CT scan is ordered to rule out neoplasm. It shows hyperplasia in the left side of nasopharynx that doesn't capture contrast. Left middle ear cleft is opacificated with no signs of osteolysis. The neck scan reveals irregular consolidation in the right upper lobe so a torax CT is performed. It shows scarring, tree-in-bud pattern in right lung, all suggestive of tuberculosis.

PPD test is positive and so are acid-fast staining and culture of the sputum. The patient is diagnosed with pulmonary tuberculosis and 4-drug regimen is initiated (ethambutol, isoniazid, pyrazinamide, rifampin). A month later (so she is no longer contagious) the patient has an adenoidal biopsy and left myringotomy. There is no effusion in the middle ear. The microbiology (swabs) confirms adenoidal and middle ear tuberculosis.

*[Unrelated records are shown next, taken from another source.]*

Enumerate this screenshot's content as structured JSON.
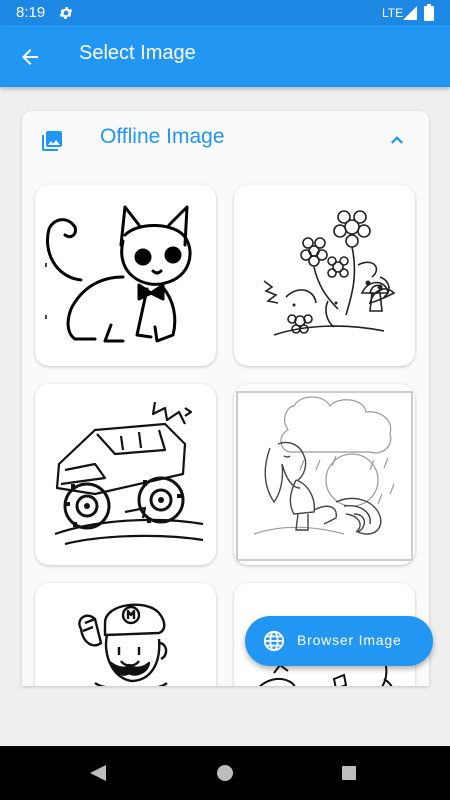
{
  "status_bar": {
    "time": "8:19",
    "network": "LTE",
    "icons": [
      "settings-gear-icon",
      "signal-icon",
      "battery-icon"
    ]
  },
  "app_bar": {
    "title": "Select Image",
    "back_icon": "arrow-back-icon"
  },
  "section": {
    "title": "Offline Image",
    "icon": "photo-library-icon",
    "expanded": true
  },
  "images": [
    {
      "subject": "cat-coloring-page"
    },
    {
      "subject": "flowers-coloring-page"
    },
    {
      "subject": "monster-truck-coloring-page"
    },
    {
      "subject": "pony-in-rain-coloring-page"
    },
    {
      "subject": "plumber-character-coloring-page"
    },
    {
      "subject": "doodle-coloring-page"
    }
  ],
  "fab": {
    "label": "Browser Image",
    "icon": "globe-icon"
  },
  "colors": {
    "primary": "#2196f3",
    "status_bar": "#1e88e5",
    "background": "#efefef"
  }
}
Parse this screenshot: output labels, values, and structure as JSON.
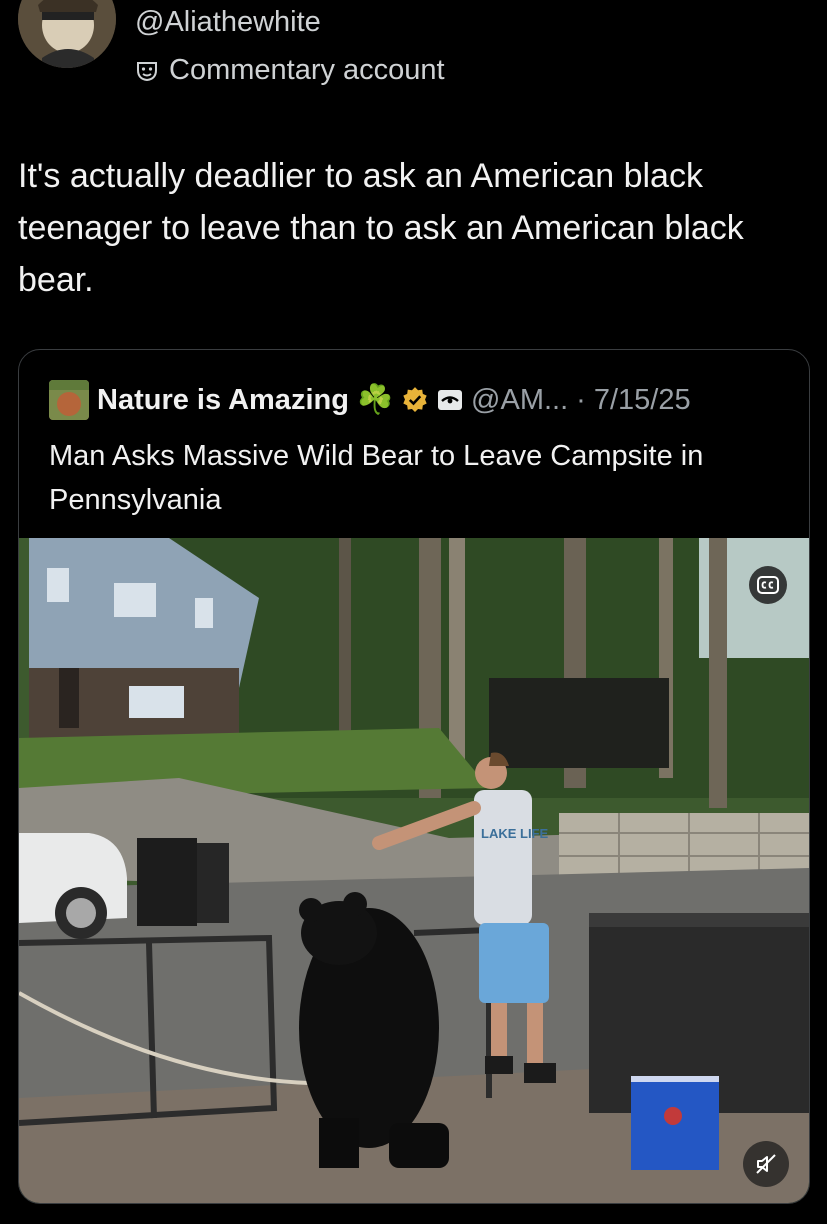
{
  "author": {
    "handle": "@Aliathewhite",
    "label": "Commentary account",
    "label_icon": "parody-mask-icon"
  },
  "post": {
    "text": "It's actually deadlier to ask an American black teenager to leave than to ask an American black bear."
  },
  "quoted": {
    "name": "Nature is Amazing",
    "name_emoji": "☘️",
    "verified_icon": "gold-verified-badge-icon",
    "affiliate_icon": "affiliate-badge-icon",
    "handle": "@AM...",
    "separator": "·",
    "date": "7/15/25",
    "title": "Man Asks Massive Wild Bear to Leave Campsite in Pennsylvania",
    "media": {
      "cc_icon": "closed-captions-icon",
      "mute_icon": "muted-speaker-icon",
      "shirt_text": "LAKE LIFE"
    }
  },
  "colors": {
    "background": "#000000",
    "text": "#e7e9ea",
    "muted": "#9aa0a6",
    "gold": "#e8b339",
    "border": "#3a3d40"
  }
}
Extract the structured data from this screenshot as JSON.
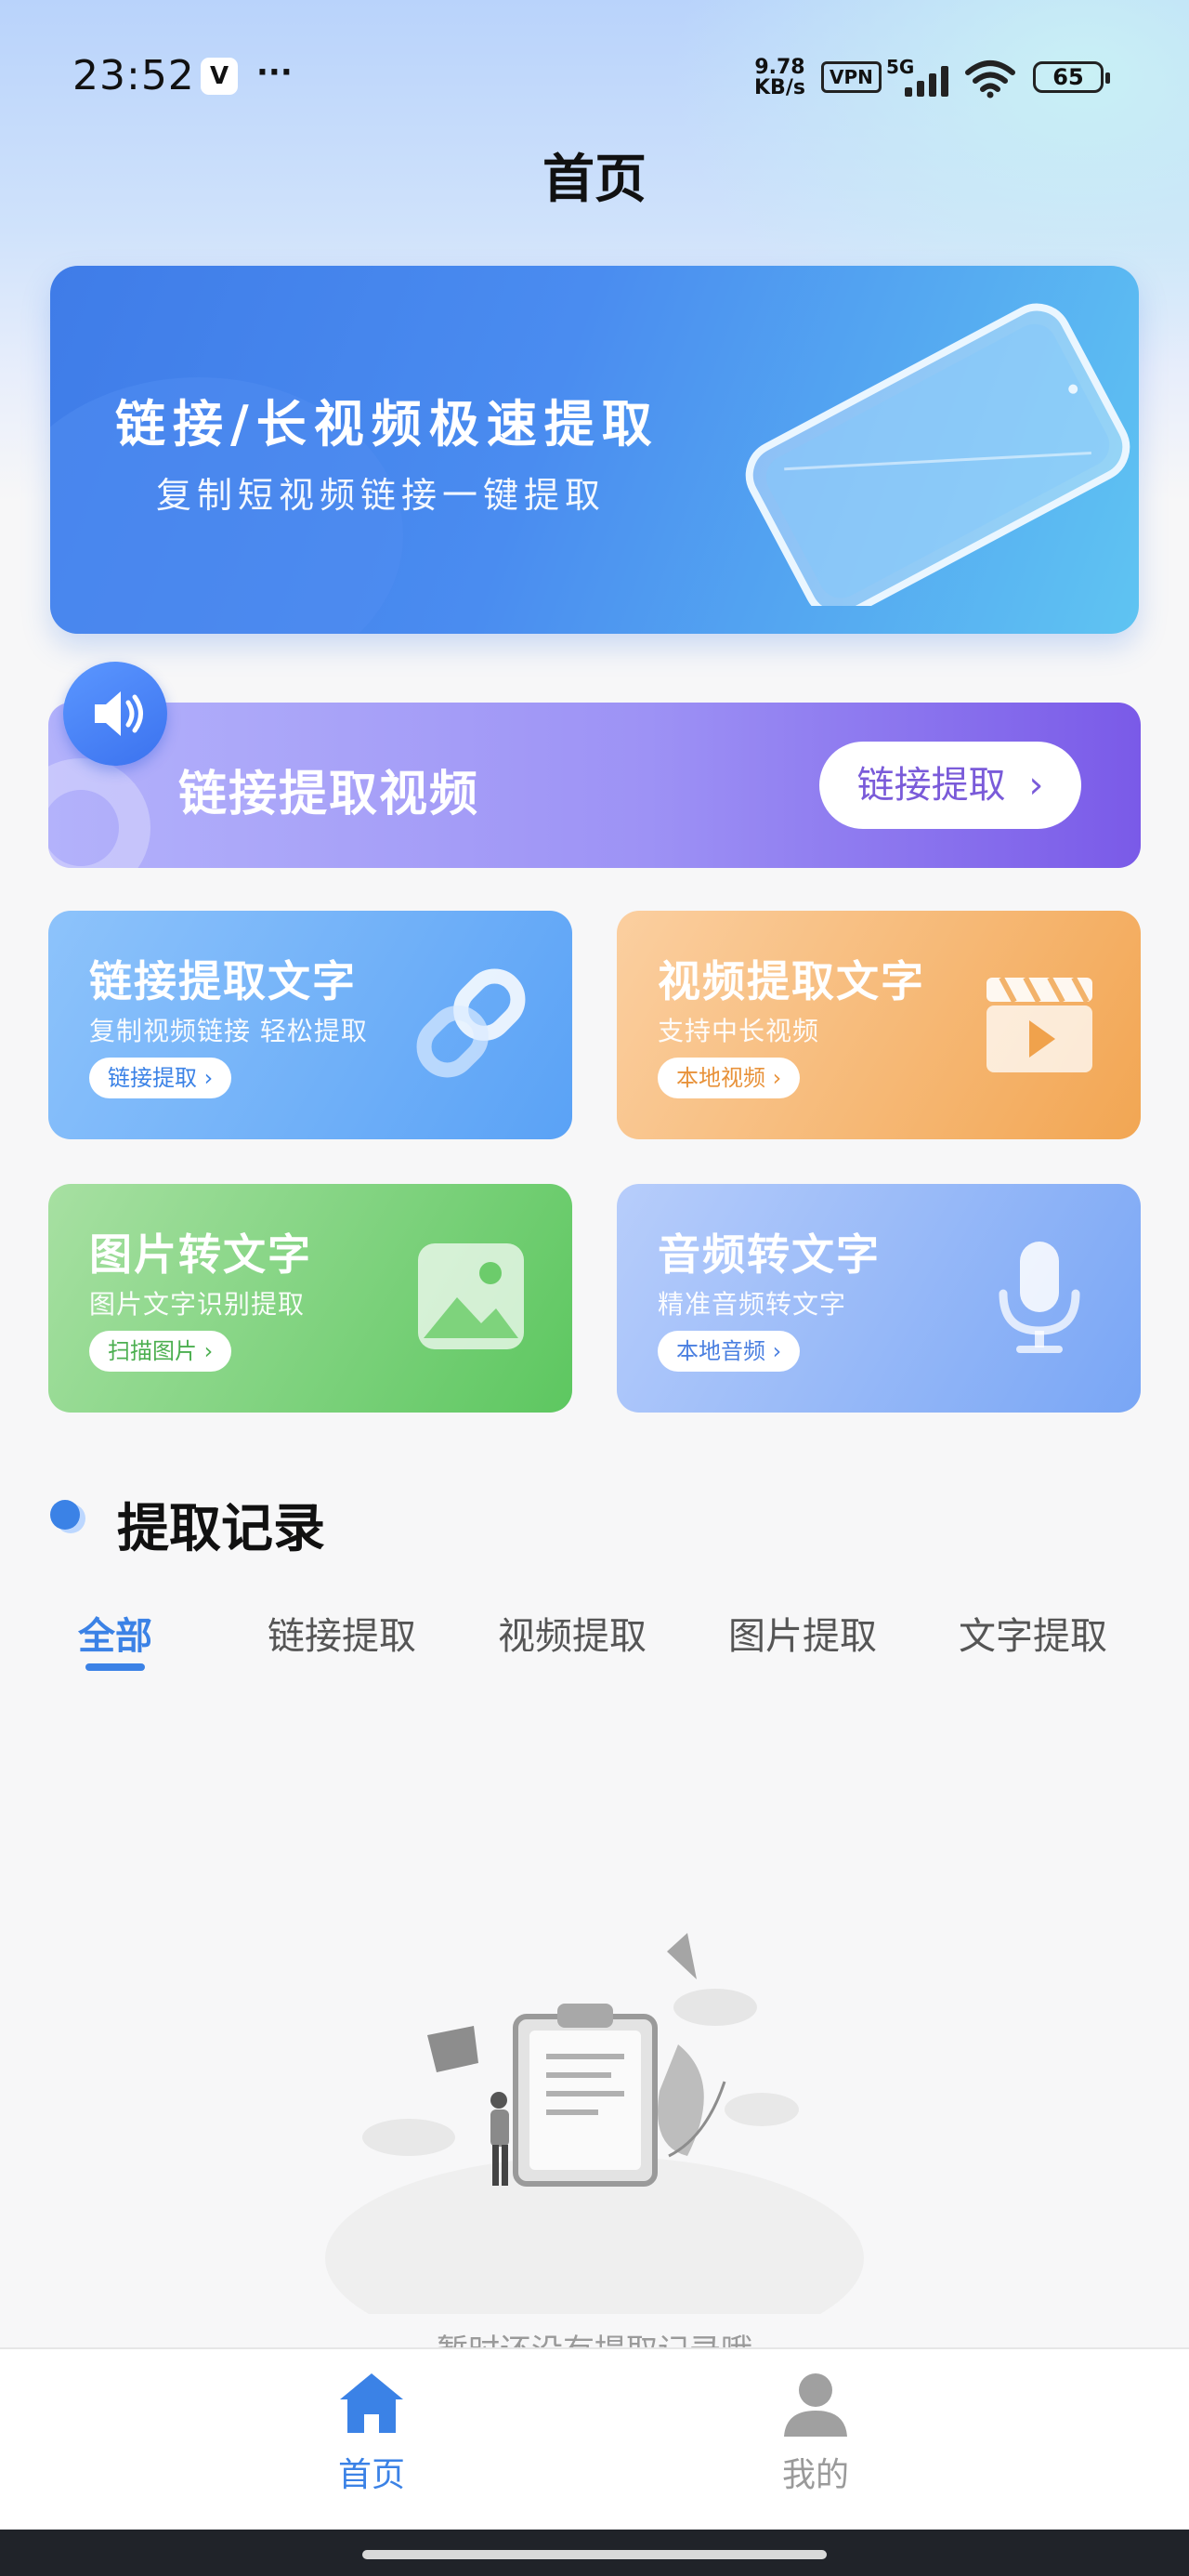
{
  "status_bar": {
    "time": "23:52",
    "app_badge": "V",
    "more": "···",
    "speed_value": "9.78",
    "speed_unit": "KB/s",
    "vpn": "VPN",
    "network": "5G",
    "battery": "65"
  },
  "header": {
    "title": "首页"
  },
  "banner": {
    "title": "链接/长视频极速提取",
    "subtitle": "复制短视频链接一键提取"
  },
  "link_video_card": {
    "title": "链接提取视频",
    "button_label": "链接提取",
    "button_chevron": "›"
  },
  "features": [
    {
      "title": "链接提取文字",
      "subtitle": "复制视频链接 轻松提取",
      "button_label": "链接提取",
      "icon": "link-icon"
    },
    {
      "title": "视频提取文字",
      "subtitle": "支持中长视频",
      "button_label": "本地视频",
      "icon": "clapperboard-icon"
    },
    {
      "title": "图片转文字",
      "subtitle": "图片文字识别提取",
      "button_label": "扫描图片",
      "icon": "image-icon"
    },
    {
      "title": "音频转文字",
      "subtitle": "精准音频转文字",
      "button_label": "本地音频",
      "icon": "microphone-icon"
    }
  ],
  "records": {
    "title": "提取记录",
    "tabs": [
      "全部",
      "链接提取",
      "视频提取",
      "图片提取",
      "文字提取"
    ],
    "active_tab": "全部",
    "empty_text": "暂时还没有提取记录哦"
  },
  "tab_bar": {
    "items": [
      {
        "label": "首页",
        "icon": "home-icon",
        "active": true
      },
      {
        "label": "我的",
        "icon": "user-icon",
        "active": false
      }
    ]
  },
  "colors": {
    "accent": "#3b82e6",
    "purple": "#7a5ae8",
    "orange": "#f2a653",
    "green": "#5dc760"
  }
}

The patient's otic symptoms resolves but 6 months later she reports tinnitus and blocked left ear. Otoscopy is normal but PTA shows small conductive hearing loss. Wait and see attitude is proposed and the patient agrees. 5 moths later the patient is free from pulmonary tuberculosis but her left ear remains blocked. Myringotomy reveals very thick transparent fluid and a grommet is inserted. The microbiology is negative for tuberculosis. The patient's symptoms get better.

If the problem recurs once the grommet falls out should we think about scarring of the Eustachian tube? Would a balloon dilatation of the tube be feasible?